Online services are an easy, convenient and relatively safe way of forming a relationship, the National Crime Agency said.
But the rapport you can build so rapidly through texts and email also has a dark side because the online services also are producing a "new type of sexual offender." These offenders are less likely to already have a criminal record than most stranger rapists.
These criminals—who also troll social media sites and chat rooms in search of romantic victims—usually claim to be Americans traveling or working abroad. While their most common targets are women over 40 who are divorced, widowed, and/or disabled, but every age group and demographic is at risk. You’re contacted online by someone who appears interested in you.
He or she may have a profile you can read or a picture that is e-mailed to you.

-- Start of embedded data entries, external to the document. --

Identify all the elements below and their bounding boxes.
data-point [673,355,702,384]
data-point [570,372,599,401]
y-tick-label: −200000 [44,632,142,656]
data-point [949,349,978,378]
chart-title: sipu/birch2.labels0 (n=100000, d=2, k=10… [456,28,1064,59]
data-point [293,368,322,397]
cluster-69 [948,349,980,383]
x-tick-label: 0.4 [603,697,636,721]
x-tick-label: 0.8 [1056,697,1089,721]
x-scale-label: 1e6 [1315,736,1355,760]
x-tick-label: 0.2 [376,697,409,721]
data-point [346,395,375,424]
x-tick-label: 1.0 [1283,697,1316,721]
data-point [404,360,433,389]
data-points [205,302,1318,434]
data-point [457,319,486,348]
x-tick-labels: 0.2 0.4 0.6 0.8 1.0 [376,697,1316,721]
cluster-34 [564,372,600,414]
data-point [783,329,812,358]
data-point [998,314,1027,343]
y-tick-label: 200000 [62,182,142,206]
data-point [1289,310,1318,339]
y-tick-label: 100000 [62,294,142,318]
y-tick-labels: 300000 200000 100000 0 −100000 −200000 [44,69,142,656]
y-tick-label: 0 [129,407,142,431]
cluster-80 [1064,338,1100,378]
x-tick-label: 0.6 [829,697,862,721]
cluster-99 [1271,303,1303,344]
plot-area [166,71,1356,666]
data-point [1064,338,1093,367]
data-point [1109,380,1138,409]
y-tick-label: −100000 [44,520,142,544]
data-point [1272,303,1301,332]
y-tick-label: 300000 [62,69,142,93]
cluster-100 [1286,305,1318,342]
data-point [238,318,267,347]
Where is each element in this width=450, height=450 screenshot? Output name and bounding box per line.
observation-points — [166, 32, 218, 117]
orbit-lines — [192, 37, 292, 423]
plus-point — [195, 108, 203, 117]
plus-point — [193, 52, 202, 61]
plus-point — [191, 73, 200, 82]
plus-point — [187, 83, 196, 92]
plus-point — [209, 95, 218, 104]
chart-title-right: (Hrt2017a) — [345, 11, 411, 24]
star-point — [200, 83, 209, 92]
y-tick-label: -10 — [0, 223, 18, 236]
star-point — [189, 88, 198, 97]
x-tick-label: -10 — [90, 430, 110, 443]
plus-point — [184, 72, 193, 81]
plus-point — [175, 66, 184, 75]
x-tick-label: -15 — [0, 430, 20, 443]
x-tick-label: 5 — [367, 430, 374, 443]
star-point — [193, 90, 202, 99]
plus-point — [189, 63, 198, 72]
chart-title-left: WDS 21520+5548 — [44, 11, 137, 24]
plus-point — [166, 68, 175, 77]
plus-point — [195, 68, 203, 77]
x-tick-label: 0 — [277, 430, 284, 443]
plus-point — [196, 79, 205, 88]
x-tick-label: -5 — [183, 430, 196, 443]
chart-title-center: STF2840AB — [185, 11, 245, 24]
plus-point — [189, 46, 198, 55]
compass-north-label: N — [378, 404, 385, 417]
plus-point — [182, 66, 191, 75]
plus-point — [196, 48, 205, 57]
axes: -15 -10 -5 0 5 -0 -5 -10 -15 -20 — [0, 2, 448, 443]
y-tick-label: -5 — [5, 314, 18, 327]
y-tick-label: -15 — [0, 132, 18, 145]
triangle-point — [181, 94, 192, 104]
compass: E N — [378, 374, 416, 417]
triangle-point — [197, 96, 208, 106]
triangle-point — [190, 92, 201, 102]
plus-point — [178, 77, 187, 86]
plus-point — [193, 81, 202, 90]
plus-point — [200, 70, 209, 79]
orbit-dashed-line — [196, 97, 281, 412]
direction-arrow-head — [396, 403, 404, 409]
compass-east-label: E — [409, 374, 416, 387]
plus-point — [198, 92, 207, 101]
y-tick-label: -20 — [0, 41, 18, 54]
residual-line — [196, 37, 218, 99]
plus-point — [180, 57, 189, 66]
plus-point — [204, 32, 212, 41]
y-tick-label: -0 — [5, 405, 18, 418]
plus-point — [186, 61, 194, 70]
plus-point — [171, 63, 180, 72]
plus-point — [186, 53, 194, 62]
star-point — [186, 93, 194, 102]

Just two years ago, American adults ages 18 to 24 used online-dating sites and apps at an average rate for all American adults—about 10 percent. College-aged and post-college-aged Americans are now the most likely demographic to turn to the technology.Rates of single-person households – the majority of which, researchers believe, are occupied by a person not in a relationship – have risen sharply since the 1970s.According to the Australian Bureau of Statistics, the number will continue to increase by around 63 per cent over the next 20 years or so, from 2.1 million households in 2011 to almost 3.4 million in 2036.It’s too simple to say that, once, college students met each other in person.College was scaffolded with social activities meant to introduce strangers to other strangers, whether it was speed dating or fraternity-sorority hang-outs.Rapes related to online dating increased by nearly a factor of six -- from 33 in 2009 to 184 in 2014 -- according to a report released Monday by the UK's National Crime Agency.